Does DCG compute asynchronously?

Hello, I profiled my code using cprofile, but it seemed weird. One operation (sum) took most of execution time. And when I add time.sleep(0.02) before the operation, the time taken by the operation was decreased. I suspect that is because the operation waits all pending computations to be done. Is it one of the DCG properties?

Am I right in thinking the sum was a full reduction? Its because it implicitly copies the reuslt hostside, causing a sync point.

By the way, you are right that gpu operations are async by defaut, in the absence of any kind of sync point, such as reading data to hostside.

1 Like

Yes, sum is full reduction. Thanks for clear answer.

Then are cpu operations synchronous?

EDIT: Why does full reduction copy the result to the host?


The CPU operations are synchronous. Only the GPU operations are asynchronous.

The full reduction returns a number, and to be able to return this number, it has to wait for the computation to be done.

1 Like

There are a few possible ‘why?’:

  • what is the technical underlying reason?
  • why is it like this?

The technical underlying reason is that anything that causes a ‘read’ of an actual concrete value from the gpu causes a sync point. Operations returning torch tensors dont necessarily force sync points. However reduce all, in its current implementation, returns a scalar float, rather than a tensor. This forces a sync point.

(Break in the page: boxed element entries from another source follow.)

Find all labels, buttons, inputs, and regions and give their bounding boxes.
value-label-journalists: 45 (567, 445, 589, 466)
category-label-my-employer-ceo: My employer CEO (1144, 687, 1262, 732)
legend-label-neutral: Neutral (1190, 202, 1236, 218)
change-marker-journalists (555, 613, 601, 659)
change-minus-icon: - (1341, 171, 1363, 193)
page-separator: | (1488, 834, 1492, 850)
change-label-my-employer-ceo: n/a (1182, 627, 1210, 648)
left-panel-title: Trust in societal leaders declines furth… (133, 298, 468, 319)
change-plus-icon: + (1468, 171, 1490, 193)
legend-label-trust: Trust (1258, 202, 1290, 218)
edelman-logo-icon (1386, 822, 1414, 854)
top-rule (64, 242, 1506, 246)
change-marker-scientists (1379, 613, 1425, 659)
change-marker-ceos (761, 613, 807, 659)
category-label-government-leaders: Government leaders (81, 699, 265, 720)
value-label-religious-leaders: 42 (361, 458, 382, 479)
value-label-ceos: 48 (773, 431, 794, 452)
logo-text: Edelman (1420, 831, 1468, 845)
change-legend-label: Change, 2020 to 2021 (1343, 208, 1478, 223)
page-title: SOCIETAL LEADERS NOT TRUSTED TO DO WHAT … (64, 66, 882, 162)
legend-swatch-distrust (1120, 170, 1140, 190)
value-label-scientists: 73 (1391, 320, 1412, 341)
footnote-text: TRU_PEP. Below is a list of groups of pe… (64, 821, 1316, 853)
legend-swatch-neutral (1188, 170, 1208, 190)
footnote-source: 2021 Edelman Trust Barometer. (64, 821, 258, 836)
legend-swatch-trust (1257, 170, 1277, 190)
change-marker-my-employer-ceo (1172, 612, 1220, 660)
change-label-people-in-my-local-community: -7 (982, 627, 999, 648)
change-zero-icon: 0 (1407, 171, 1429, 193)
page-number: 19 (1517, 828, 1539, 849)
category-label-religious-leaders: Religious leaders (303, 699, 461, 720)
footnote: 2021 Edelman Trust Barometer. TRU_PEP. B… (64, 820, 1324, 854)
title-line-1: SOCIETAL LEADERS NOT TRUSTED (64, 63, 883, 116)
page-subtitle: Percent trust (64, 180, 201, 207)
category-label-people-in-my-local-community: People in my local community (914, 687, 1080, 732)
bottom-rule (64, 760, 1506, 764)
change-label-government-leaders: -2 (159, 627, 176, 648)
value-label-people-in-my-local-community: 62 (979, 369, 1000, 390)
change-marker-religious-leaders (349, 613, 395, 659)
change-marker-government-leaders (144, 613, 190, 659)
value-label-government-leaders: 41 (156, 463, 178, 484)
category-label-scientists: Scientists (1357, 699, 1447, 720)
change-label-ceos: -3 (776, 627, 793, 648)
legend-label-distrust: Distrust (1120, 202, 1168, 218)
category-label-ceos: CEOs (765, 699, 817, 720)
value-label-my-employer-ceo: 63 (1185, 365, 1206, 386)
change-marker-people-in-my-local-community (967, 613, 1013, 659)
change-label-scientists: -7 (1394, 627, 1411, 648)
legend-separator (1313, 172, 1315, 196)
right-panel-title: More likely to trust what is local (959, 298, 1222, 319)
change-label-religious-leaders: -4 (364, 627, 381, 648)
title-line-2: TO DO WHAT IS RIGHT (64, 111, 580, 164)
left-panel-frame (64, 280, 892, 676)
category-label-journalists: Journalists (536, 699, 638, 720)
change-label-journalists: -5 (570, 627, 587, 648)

Why does reduce all return a scalar, rather than a tensor? I dont actually know :slight_smile: but I guess some combinatin of:

  • maybe torch was written before gpus were widely available, and on the cpu, making reduce all return a float seems not unreasonable?
  • torch is written by conv net guys, and for conv nets, reduce all causing a sync point is almost un-noticeable, in practice
1 Like

That’s exactly what I wondered. I didn’t even know sum returns float.